Avec le Click & Collect, des stratégies axées sur l'expérience d'essayage sont possibles. Par exemple, les clients fidèles peuvent réserver des articles de la nouvelle collection via l'application mobile et venir les essayer en magasin. Ils bénéficient ainsi des conseils des vendeurs et d'une expérience d'achat agréable. Cette approche limite également la gestion des retours et favorise l’up-selling.
L’objectif ultime de l'omnicanal est de personnaliser l'expérience d'achat en informant les vendeurs des interactions en ligne des clients avant leur visite en magasin. Cette technique, appelée "clienteling", est mise en oeuvre par des enseignes telles que Macy's à travers des services de "personal shopper", offrant ainsi des expériences client plus enrichies et personnalisées.
Optimisation des stocks et logistique dans le commerce omnicanal : utiliser les magasins comme mini-entrepôts
Traditionnellement, lorsqu'un consommateur achète en ligne, la livraison à domicile provient d'un entrepôt centralisé avec un stock dédié aux commandes Internet. Chaque article est donc expédié individuellement, avec une logistique de picking spécifique.
Parallèlement, les commerçants disposent souvent de stocks répartis dans un ou plusieurs entrepôts nationaux pour approvisionner leurs magasins. Prenons l'exemple d'un commerçant ayant un surplus de tee-shirts verts à Lille, tandis qu'à Marseille, ces mêmes tee-shirts se vendent très bien et sont presque en rupture de stock. Plutôt que de solder les tee-shirts à Lille, risquant ainsi de perdre sa marge, une solution alternative existe grâce à l'omnicanal.
L'idée est d'utiliser les magasins répartis sur tout le territoire national comme des mini-entrepôts. Les vendeurs peuvent y préparer les commandes, qui seront ensuite expédiées directement aux clients. Au lieu de faire parcourir des centaines de kilomètres à chaque article depuis un entrepôt centralisé, il suffit de gérer la logistique du "dernier kilomètre".
Cette pratique engendre certes des coûts de préparation, d'opération et de transport, mais si elle est bien exécutée, les avantages à court terme sont significatifs et tangibles. En utilisant les magasins comme points de distribution, les commerçants peuvent optimiser leurs stocks, réduire les délais de livraison et améliorer la satisfaction client.

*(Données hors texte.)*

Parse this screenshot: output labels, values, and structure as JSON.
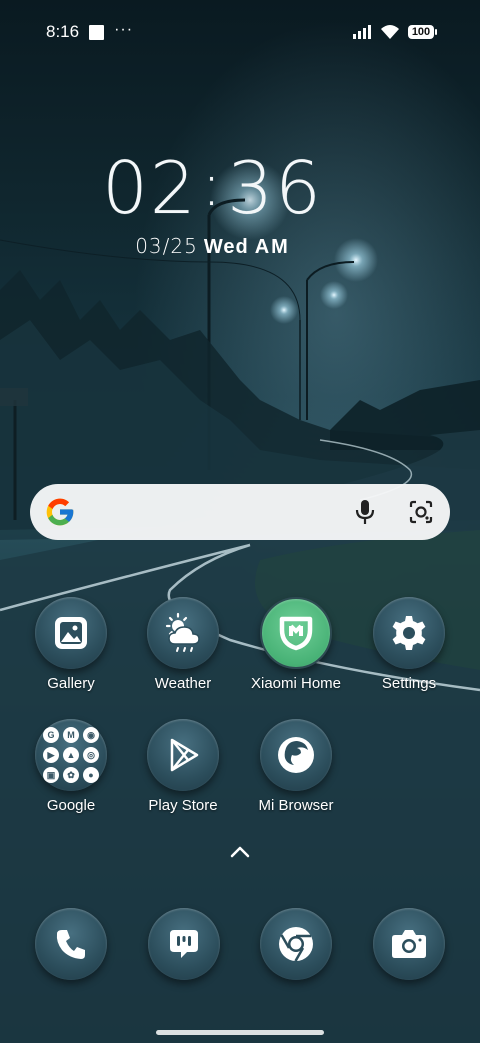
{
  "status_bar": {
    "time": "8:16",
    "more": "···",
    "battery": "100"
  },
  "clock": {
    "hours": "02",
    "minutes": "36",
    "date": "03/25",
    "weekday": "Wed",
    "ampm": "AM"
  },
  "search": {
    "placeholder": ""
  },
  "apps": [
    {
      "label": "Gallery",
      "icon": "gallery-icon"
    },
    {
      "label": "Weather",
      "icon": "weather-icon"
    },
    {
      "label": "Xiaomi Home",
      "icon": "xiaomi-home-icon"
    },
    {
      "label": "Settings",
      "icon": "gear-icon"
    },
    {
      "label": "Google",
      "icon": "google-folder-icon"
    },
    {
      "label": "Play Store",
      "icon": "play-store-icon"
    },
    {
      "label": "Mi Browser",
      "icon": "mi-browser-icon"
    }
  ],
  "folder_glyphs": [
    "G",
    "M",
    "◉",
    "▶",
    "▲",
    "◎",
    "▣",
    "✿",
    "●"
  ],
  "dock": [
    {
      "icon": "phone-icon"
    },
    {
      "icon": "messaging-icon"
    },
    {
      "icon": "chrome-icon"
    },
    {
      "icon": "camera-icon"
    }
  ],
  "colors": {
    "icon_bg": "#2c4e5c",
    "xiaomi_green": "#48b276",
    "search_bg": "#f6f7f8"
  }
}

La bataille pour la transformation omnicanale est encore à venir
Refondre la structure des magasins, centraliser la gestion des entrepôts, adopter des technologies d'automatisation et augmenter les effectifs... Peu d'entreprises maîtrisent tous ces aspects de manière optimale, en raison des investissements et des efforts importants nécessaires. Beaucoup de commerçants restent prudents et procèdent par expérimentations et petits ajustements avant de se lancer dans une industrialisation à grande échelle. Ces modifications sont souvent mises en œuvre progressivement, via des magasins pilotes, car leur viabilité économique est encore incertaine.
Le secteur du retail est délicat, avec des marges souvent faibles et une forte dépendance au volume des ventes, surtout en périodes de croissance plate. Trouver un équilibre entre les investissements dans l'expérience client et leur impact sur les résultats financiers est donc essentiel.
Bien que les idées novatrices soient attractives, il est nécessaire de les évaluer soigneusement pour s'assurer qu'elles génèreront suffisamment de revenus supplémentaires pour compenser les investissements.